Keywords: ketamine, esketamine, enantiomers, glutamate, AMPA receptors, mTOR pathway, synaptogenesis, depression, pharmacodynamics, therapeutic strategies.
Title:
Neurochemical Mechanisms Underlying the Rapid Antidepressant Action of Ketamine: A Comprehensive Review
---
Abstract
Ketamine, an N‑methyl‑D‑aspartate (NMDA) receptor antagonist, has emerged as a pioneering rapid‑acting antidepressant. Its therapeutic efficacy manifests within hours, contrasting starkly with the protracted onset of conventional monoaminergic agents. This review consolidates preclinical and clinical evidence elucidating ketamine’s neurochemical cascade: blockade of extrasynaptic NMDA receptors on GABAergic interneurons, resultant glutamate surge, AMPA receptor activation, BDNF release, downstream mTOR signaling, and synaptogenesis in the medial prefrontal cortex and hippocampus.
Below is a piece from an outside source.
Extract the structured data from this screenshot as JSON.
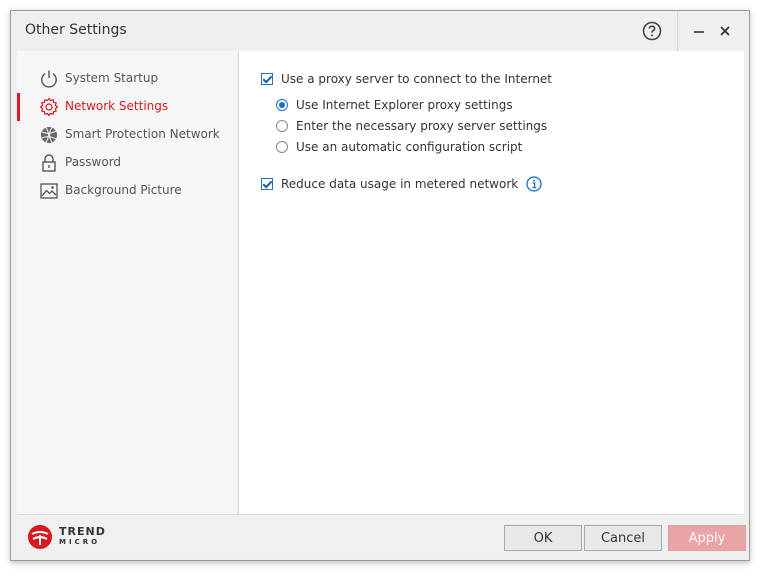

We also discuss adjunctive pharmacotherapies—ketamine’s enantiomer esketamine, glycine modulators, and AMPA potentiators—that may amplify antidepressant response or mitigate side effects. Emerging data on biomarkers (e.g., CSF BDNF levels) and personalized approaches underscore the translational potential of this mechanistic framework.
Keywords: ketamine, esketamine, enantiomers, glutamate, AMPA receptors, mTOR pathway, synaptogenesis, depression, pharmacodynamics, therapeutic strategies.